By 2020, $100 should buy you a drive that would hold as much as **14 years** of HD Video. That's very likely to be more content that I will ever own, even should I manage to collect all my home videos and all the home videos of all my relatives and their friends.
(http://2.bp.blogspot.com/_jaDcJXMqSL0/SvtiByNVLFI/AAAAAAAAALQ/oEUZfyV3IY8/s1600-h/FutureStorage.JPG)
The attempts by the telecommunications companies to restrict the internet to low quality videos of kittens, and by the MPAA and RIAA to eliminate content from the internet are doomed. It cannot happen. Even if the internet is destroyed by these forces, kids will pass around hard drives (or whatever tech replaces hard drives) that contain all useful content (indexed and searchable at high quality) by physically handing them off between each other if they have to.
You guys don't read the small print, do you? Once you upload, it's no longer your content unless you have a few hundred thousand dollars sitting around to convince a judge otherwise.
#fuckbeta #iamslashdot #dicemustdie
The problem with everything being in the cloud is that the government can make the cloud go away.
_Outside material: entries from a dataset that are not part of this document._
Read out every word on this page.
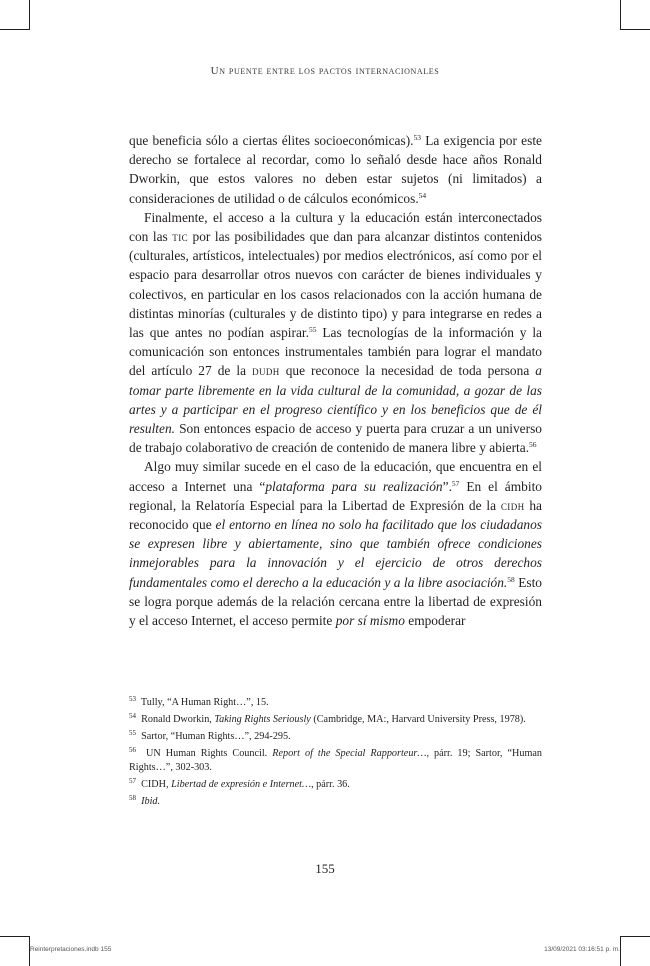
Un puente entre los pactos internacionales

que beneficia sólo a ciertas élites socioeconómicas).$^{53}$ La exigencia por este derecho se fortalece al recordar, como lo señaló desde hace años Ronald Dworkin, que estos valores no deben estar sujetos (ni limitados) a consideraciones de utilidad o de cálculos económicos.$^{54}$

Finalmente, el acceso a la cultura y la educación están interconectados con las tic por las posibilidades que dan para alcanzar distintos contenidos (culturales, artísticos, intelectuales) por medios electrónicos, así como por el espacio para desarrollar otros nuevos con carácter de bienes individuales y colectivos, en particular en los casos relacionados con la acción humana de distintas minorías (culturales y de distinto tipo) y para integrarse en redes a las que antes no podían aspirar.$^{55}$ Las tecnologías de la información y la comunicación son entonces instrumentales también para lograr el mandato del artículo 27 de la dudh que reconoce la necesidad de toda persona a tomar parte libremente en la vida cultural de la comunidad, a gozar de las artes y a participar en el progreso científico y en los beneficios que de él resulten. Son entonces espacio de acceso y puerta para cruzar a un universo de trabajo colaborativo de creación de contenido de manera libre y abierta.$^{56}$

Algo muy similar sucede en el caso de la educación, que encuentra en el acceso a Internet una “plataforma para su realización”.$^{57}$ En el ámbito regional, la Relatoría Especial para la Libertad de Expresión de la cidh ha reconocido que el entorno en línea no solo ha facilitado que los ciudadanos se expresen libre y abiertamente, sino que también ofrece condiciones inmejorables para la innovación y el ejercicio de otros derechos fundamentales como el derecho a la educación y a la libre asociación.$^{58}$ Esto se logra porque además de la relación cercana entre la libertad de expresión y el acceso Internet, el acceso permite por sí mismo empoderar

$^{53}$ Tully, “A Human Right…”, 15.
$^{54}$ Ronald Dworkin, Taking Rights Seriously (Cambridge, MA:, Harvard University Press, 1978).
$^{55}$ Sartor, “Human Rights…”, 294-295.
$^{56}$ UN Human Rights Council. Report of the Special Rapporteur…, párr. 19; Sartor, “Human Rights…”, 302-303.
$^{57}$ CIDH, Libertad de expresión e Internet…, párr. 36.
$^{58}$ Ibid.
155
Reinterpretaciones.indb 155	13/09/2021 03:16:51 p. m.
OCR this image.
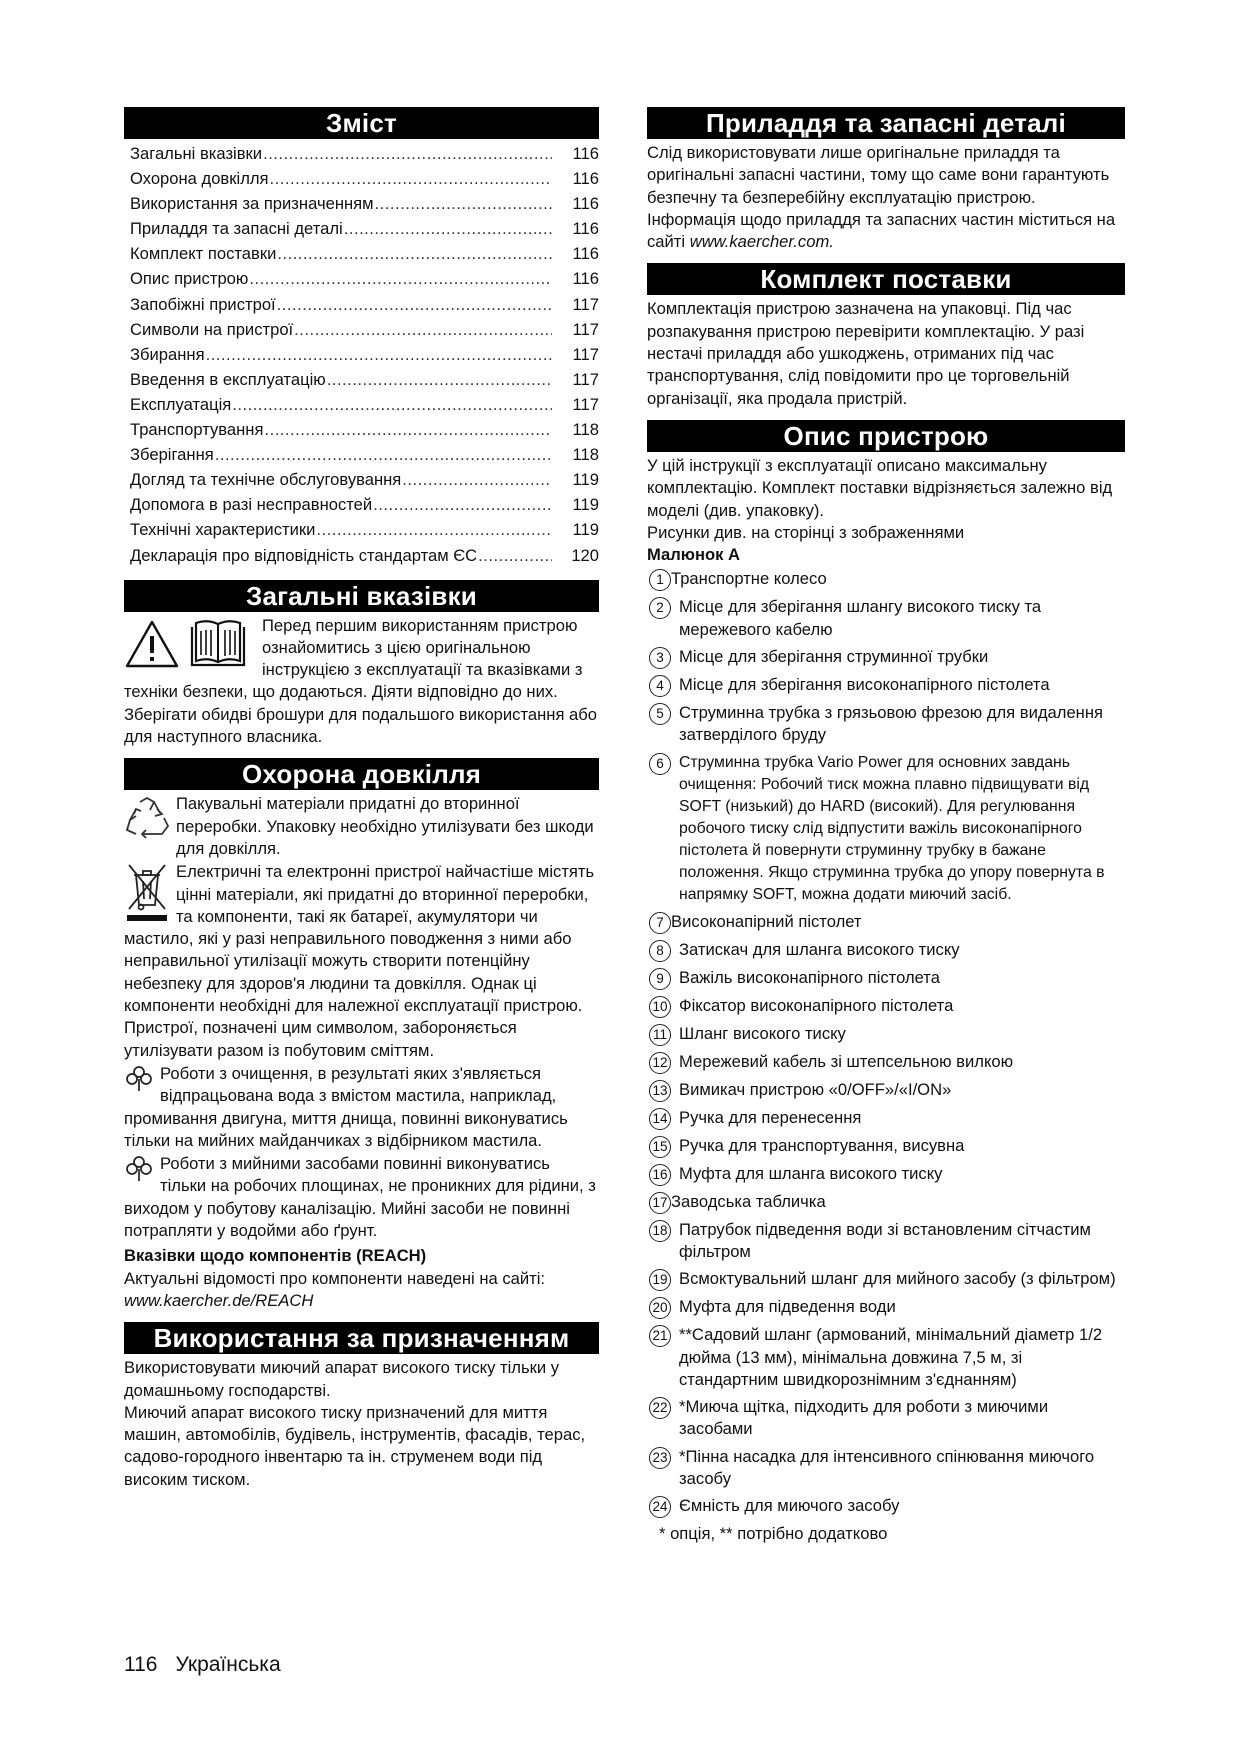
Зміст
Загальні вказівки .....	116
Охорона довкілля .....	116
Використання за призначенням .....	116
Приладдя та запасні деталі .....	116
Комплект поставки .....	116
Опис пристрою .....	116
Запобіжні пристрої .....	117
Символи на пристрої .....	117
Збирання .....	117
Введення в експлуатацію .....	117
Експлуатація .....	117
Транспортування .....	118
Зберігання .....	118
Догляд та технічне обслуговування .....	119
Допомога в разі несправностей .....	119
Технічні характеристики .....	119
Декларація про відповідність стандартам ЄС .....	120
Загальні вказівки

Перед першим використанням пристрою ознайомитись з цією оригінальною інструкцією з експлуатації та вказівками з техніки безпеки, що додаються. Діяти відповідно до них.

Зберігати обидві брошури для подальшого використання або для наступного власника.

Охорона довкілля

Пакувальні матеріали придатні до вторинної переробки. Упаковку необхідно утилізувати без шкоди для довкілля.

Електричні та електронні пристрої найчастіше містять цінні матеріали, які придатні до вторинної переробки, та компоненти, такі як батареї, акумулятори чи мастило, які у разі неправильного поводження з ними або неправильної утилізації можуть створити потенційну небезпеку для здоров'я людини та довкілля. Однак ці компоненти необхідні для належної експлуатації пристрою. Пристрої, позначені цим символом, забороняється утилізувати разом із побутовим сміттям.

Роботи з очищення, в результаті яких з'являється відпрацьована вода з вмістом мастила, наприклад, промивання двигуна, миття днища, повинні виконуватись тільки на мийних майданчиках з відбірником мастила.

Роботи з мийними засобами повинні виконуватись тільки на робочих площинах, не проникних для рідини, з виходом у побутову каналізацію. Мийні засоби не повинні потрапляти у водойми або ґрунт.

Вказівки щодо компонентів (REACH)

Актуальні відомості про компоненти наведені на сайті: www.kaercher.de/REACH

Використання за призначенням

Використовувати миючий апарат високого тиску тільки у домашньому господарстві.

Миючий апарат високого тиску призначений для миття машин, автомобілів, будівель, інструментів, фасадів, терас, садово-городного інвентарю та ін. струменем води під високим тиском.

Приладдя та запасні деталі

Слід використовувати лише оригінальне приладдя та оригінальні запасні частини, тому що саме вони гарантують безпечну та безперебійну експлуатацію пристрою.

Інформація щодо приладдя та запасних частин міститься на сайті www.kaercher.com.

Комплект поставки

Комплектація пристрою зазначена на упаковці. Під час розпакування пристрою перевірити комплектацію. У разі нестачі приладдя або ушкоджень, отриманих під час транспортування, слід повідомити про це торговельній організації, яка продала пристрій.

Опис пристрою

У цій інструкції з експлуатації описано максимальну комплектацію. Комплект поставки відрізняється залежно від моделі (див. упаковку).

Рисунки див. на сторінці з зображеннями

Малюнок А

1 Транспортне колесо
2 Місце для зберігання шлангу високого тиску та мережевого кабелю
3 Місце для зберігання струминної трубки
4 Місце для зберігання високонапірного пістолета
5 Струминна трубка з грязьовою фрезою для видалення затверділого бруду
6 Струминна трубка Vario Power для основних завдань очищення: Робочий тиск можна плавно підвищувати від SOFT (низький) до HARD (високий). Для регулювання робочого тиску слід відпустити важіль високонапірного пістолета й повернути струминну трубку в бажане положення. Якщо струминна трубка до упору повернута в напрямку SOFT, можна додати миючий засіб.
7 Високонапірний пістолет
8 Затискач для шланга високого тиску
9 Важіль високонапірного пістолета
10 Фіксатор високонапірного пістолета
11 Шланг високого тиску
12 Мережевий кабель зі штепсельною вилкою
13 Вимикач пристрою «0/OFF»/«I/ON»
14 Ручка для перенесення
15 Ручка для транспортування, висувна
16 Муфта для шланга високого тиску
17 Заводська табличка
18 Патрубок підведення води зі встановленим сітчастим фільтром
19 Всмоктувальний шланг для мийного засобу (з фільтром)
20 Муфта для підведення води
21 **Садовий шланг (армований, мінімальний діаметр 1/2 дюйма (13 мм), мінімальна довжина 7,5 м, зі стандартним швидкорознімним з'єднанням)
22 *Миюча щітка, підходить для роботи з миючими засобами
23 *Пінна насадка для інтенсивного спінювання миючого засобу
24 Ємність для миючого засобу

* опція, ** потрібно додатково

116 Українська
Didn't slashdot just have a discussion on how the internet helped with the changes in Egypt? Once everything is in the cloud, what is to stop some government from cutting off its people from the cloud?
This proposal is a lot more than being able to stream Avatar to any device you want. It is really about who controls your access to information (your own or licensed).
I don't WANT to own every book, CD, or DVD in the world, but I'd sure like to be able to access them all (well maybe not ALL, but I'll pick and choose LATER). I would consider the cloud to be a library (perhaps a library for hire, at least for some of the titles). I do own my favorite books, CD's and DVD's and you can try to pry them from my cold dead hands (and NOT till then!), and I also borrow books, CD's and DVD's from the public library. I can see extending this to some provider in the cloud as well. But I'll still want physical copies of some things......
I bought Dark Side of the Moon on vinyl, I want a refund for the CD. And I want the scratched ones streamed too. I bought the music, right?
All your database are belong to U.S.
Here, paying labor should be a total non-issue.
The computer will do the work for you. You only have to tell it. If you can't BUY a product that will.
The "terrible burden" of backups. You would think it was 1985 and a bunch of Apple II users with a stack of floppy drives whining here.
A Pirate and a Puritan look the same on a balance sheet.
My biggest problem with cloud streaming is I don't want a corporate entity knowing everything I own/listen to/watch, etc. Because by default the government will know. And the way things are heading in this country, I wouldn't be surprised if we have another Red Scare of sorts to be used against citizens deemed Un-American by some faction looking to score points. Or heaven forbid, I upload something that I can't later prove I purchased (like I lost the DVD, CD, etc.). Could you imagine how much easier a witchhunt from the MPAA or RIAA will be if all our content is online at a public server?